God became like us so that, as God always intended, we may become like God–like God in love, for God is love; like God in preferring, embracing and walking in the light, for God is light; like God in passionate pursuit of the good, no the very good, as it was once upon a time when God had finished making all God had made through the Son by the power of the Spirit–God finished it and God said, "Ah, this is very good!"  God became like us so that we become like God in passionate pursuit of the "very good" sounding forth over the whole of all God once created, is redeeming, and will recreate.

And, somehow, it spins out of this central wonder and miracle: God-become-like us in this little baby, so we become like God, first as a little baby, for no one enters without turning and becoming like a child, without rebirth to a living hope–first as a little baby, then in all ways cooperating with loving kindness and latent powers to shape a life in God-ward ways.

One of the best things to happen this year (2009) in our faamily was the birth of another baby: Ryland Kendall Pastor, our first grandchild.  What a wonder and miracle–for this little person to emerge in delivery and then emerge in development.  (Again, to think GOD becoming like this simply blows the mind!)  As I write, Ryland is well on the way toward his full human potential.  Amazingly, he contributes almost nothing to this development–most of it is done for him by his loving human parents.  We are told that the most profound, life shaping things will already have occurred by the time Ryland is aware and capable enough to make choices or take actions.  But there are just a couple things even baby Ryland does.

One, he gives full and sustained attention to his care-givers–I mean he gazes at their faces, he reaches out clumsily to touch noses, cheeks, ears and lips of the one holding him.  He strains to focus attention to their every move.  He echoes back their sounds as best he can.  Nothing delights Ryland more than to be in the presence of those who hold him, care for him, and attend to him in every way they can (I might also add nothing delights them more!).  And nothing seems to distress Ryland more than to lose sight of them, to be denied their attention.

That reminds me of the other thing even baby Ryland does.  Shamelessly and spontaneously, he cries out whenever need or perceived need assaults him.  In time, Ryland will have words that better articulate his cries.  He will name the source of his help, and will develop a full vocabulary for disclosing his situation more clearly.  Even so, he will seldom exceed his current grasp of just how utterly dependent he is upon those who care for him!

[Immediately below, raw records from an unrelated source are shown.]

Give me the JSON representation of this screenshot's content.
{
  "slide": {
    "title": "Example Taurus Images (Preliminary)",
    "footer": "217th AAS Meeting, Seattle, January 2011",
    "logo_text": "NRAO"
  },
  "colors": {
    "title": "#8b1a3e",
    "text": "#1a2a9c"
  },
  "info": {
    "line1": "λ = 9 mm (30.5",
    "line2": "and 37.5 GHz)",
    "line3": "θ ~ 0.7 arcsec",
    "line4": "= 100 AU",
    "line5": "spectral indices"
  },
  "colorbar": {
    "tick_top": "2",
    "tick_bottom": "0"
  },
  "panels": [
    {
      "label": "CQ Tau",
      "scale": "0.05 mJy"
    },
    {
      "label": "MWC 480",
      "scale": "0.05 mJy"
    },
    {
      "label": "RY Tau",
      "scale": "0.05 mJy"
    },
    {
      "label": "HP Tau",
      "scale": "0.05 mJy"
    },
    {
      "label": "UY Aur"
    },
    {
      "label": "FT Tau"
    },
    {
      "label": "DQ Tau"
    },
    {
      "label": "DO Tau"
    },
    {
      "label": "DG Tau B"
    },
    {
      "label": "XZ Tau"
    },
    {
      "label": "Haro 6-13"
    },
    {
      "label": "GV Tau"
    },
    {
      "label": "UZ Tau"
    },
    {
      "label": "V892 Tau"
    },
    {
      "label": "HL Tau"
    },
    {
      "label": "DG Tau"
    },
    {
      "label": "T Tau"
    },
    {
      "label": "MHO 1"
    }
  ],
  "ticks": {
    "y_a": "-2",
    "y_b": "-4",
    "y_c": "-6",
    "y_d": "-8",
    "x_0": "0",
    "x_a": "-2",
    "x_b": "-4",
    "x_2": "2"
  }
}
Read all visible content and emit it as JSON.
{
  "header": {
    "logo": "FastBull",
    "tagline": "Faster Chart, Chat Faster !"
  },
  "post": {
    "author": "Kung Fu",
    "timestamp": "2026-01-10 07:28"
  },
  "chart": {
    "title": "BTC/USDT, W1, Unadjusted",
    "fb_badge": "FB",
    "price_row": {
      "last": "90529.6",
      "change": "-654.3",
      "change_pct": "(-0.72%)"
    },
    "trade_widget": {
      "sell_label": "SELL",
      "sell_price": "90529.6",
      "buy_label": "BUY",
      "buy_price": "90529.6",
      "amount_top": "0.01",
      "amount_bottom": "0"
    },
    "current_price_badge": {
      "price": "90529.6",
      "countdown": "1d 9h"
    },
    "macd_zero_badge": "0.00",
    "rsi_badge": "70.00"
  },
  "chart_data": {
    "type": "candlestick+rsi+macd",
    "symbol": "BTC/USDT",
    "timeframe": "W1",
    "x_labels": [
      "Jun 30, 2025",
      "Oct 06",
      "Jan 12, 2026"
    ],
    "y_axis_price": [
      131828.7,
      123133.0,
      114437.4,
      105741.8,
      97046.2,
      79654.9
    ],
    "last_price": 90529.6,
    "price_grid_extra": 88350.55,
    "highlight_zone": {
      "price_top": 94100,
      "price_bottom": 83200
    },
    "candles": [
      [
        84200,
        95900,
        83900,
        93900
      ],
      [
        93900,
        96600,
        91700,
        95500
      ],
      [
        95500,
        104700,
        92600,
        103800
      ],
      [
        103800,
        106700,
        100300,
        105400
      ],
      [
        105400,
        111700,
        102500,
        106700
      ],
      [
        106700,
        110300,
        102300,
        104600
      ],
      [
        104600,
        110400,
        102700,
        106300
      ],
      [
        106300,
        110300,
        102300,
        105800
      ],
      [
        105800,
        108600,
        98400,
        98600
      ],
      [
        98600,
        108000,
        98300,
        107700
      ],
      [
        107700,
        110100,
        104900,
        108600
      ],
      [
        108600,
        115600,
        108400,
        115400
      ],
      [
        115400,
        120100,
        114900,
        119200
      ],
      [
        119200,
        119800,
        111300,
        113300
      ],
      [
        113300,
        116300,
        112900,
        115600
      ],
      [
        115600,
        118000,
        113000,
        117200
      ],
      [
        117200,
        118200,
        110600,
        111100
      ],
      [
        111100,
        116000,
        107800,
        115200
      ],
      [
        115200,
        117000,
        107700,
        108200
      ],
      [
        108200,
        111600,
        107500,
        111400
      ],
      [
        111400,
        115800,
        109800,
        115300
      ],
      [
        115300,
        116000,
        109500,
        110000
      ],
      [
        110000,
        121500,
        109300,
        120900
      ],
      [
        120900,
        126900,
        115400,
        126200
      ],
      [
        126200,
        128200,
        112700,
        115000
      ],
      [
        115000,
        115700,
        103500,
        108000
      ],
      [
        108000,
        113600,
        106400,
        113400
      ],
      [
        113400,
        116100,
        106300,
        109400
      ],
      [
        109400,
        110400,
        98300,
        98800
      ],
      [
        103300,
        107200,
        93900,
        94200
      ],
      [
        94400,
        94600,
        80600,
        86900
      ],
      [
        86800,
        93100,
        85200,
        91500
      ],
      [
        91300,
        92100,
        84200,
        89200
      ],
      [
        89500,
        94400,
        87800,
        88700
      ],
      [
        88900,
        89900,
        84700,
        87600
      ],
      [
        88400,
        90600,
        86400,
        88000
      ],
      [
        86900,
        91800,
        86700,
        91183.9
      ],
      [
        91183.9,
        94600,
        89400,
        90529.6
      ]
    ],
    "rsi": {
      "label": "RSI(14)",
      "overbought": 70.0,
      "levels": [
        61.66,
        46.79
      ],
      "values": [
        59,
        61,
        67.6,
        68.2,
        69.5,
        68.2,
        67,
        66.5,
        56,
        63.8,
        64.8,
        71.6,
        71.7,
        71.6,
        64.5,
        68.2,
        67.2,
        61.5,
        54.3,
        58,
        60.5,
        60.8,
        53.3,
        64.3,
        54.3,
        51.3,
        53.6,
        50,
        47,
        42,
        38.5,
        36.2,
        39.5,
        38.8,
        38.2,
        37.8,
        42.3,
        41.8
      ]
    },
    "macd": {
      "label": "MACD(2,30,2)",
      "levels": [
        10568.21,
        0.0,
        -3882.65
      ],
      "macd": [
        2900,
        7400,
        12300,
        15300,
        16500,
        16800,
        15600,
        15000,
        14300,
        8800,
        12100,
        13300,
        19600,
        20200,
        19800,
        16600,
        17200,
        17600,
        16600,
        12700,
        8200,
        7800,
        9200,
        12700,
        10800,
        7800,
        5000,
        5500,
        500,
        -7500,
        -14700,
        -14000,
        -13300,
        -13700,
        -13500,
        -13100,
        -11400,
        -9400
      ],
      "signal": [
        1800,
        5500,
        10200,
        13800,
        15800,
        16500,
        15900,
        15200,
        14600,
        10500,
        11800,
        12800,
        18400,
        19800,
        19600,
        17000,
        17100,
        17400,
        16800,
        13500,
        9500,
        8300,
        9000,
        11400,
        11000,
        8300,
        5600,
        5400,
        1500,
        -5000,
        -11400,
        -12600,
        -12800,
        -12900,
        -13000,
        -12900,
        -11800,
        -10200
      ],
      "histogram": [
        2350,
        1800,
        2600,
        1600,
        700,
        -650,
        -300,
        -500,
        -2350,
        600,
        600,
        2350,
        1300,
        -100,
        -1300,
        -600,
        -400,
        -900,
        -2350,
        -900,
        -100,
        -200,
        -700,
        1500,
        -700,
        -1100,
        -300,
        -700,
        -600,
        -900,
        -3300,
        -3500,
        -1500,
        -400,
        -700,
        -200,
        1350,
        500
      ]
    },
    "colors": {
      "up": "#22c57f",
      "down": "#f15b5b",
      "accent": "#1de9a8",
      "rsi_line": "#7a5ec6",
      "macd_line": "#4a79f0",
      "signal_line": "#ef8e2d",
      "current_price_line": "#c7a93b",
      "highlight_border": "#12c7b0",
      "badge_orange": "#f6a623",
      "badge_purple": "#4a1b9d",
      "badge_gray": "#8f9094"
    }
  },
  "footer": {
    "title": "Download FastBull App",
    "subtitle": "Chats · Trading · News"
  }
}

The greatest miracle and wonder is God became like us so that we might become like God.  I am realizing that even in his weakest, smallest, and most vulnerable form, even in the helplessness of infancy, Jesus reveals the way and invites us to his way.

As Jesus once did and as Ryland now does, Jesus' way is to offer rapt attention to the face of the Care-giver, to reach out clumsily toward the Face, to strain to feel its contours, to learn its shape, to delight in its expressions.  There I fix my gaze, refocusing repeatedly as necessary hoping for a clearer and sharper image.  I listen for the sounds of His attentiveness and echo them back.  I do not hesitate to cry out in my need–whether real or just perceived.  I trust.  I rest.  I sleep.  I wake.  I am cared-for.  The most important things, the essentials without which all latent powers and developed prowess can accomplish nothing–come as gift.  I am grace and grateful.  I am content.

At least, miracles of miracles, because of that baby this is the way open before me and us.  This is the way we are invited to live and walk now and always.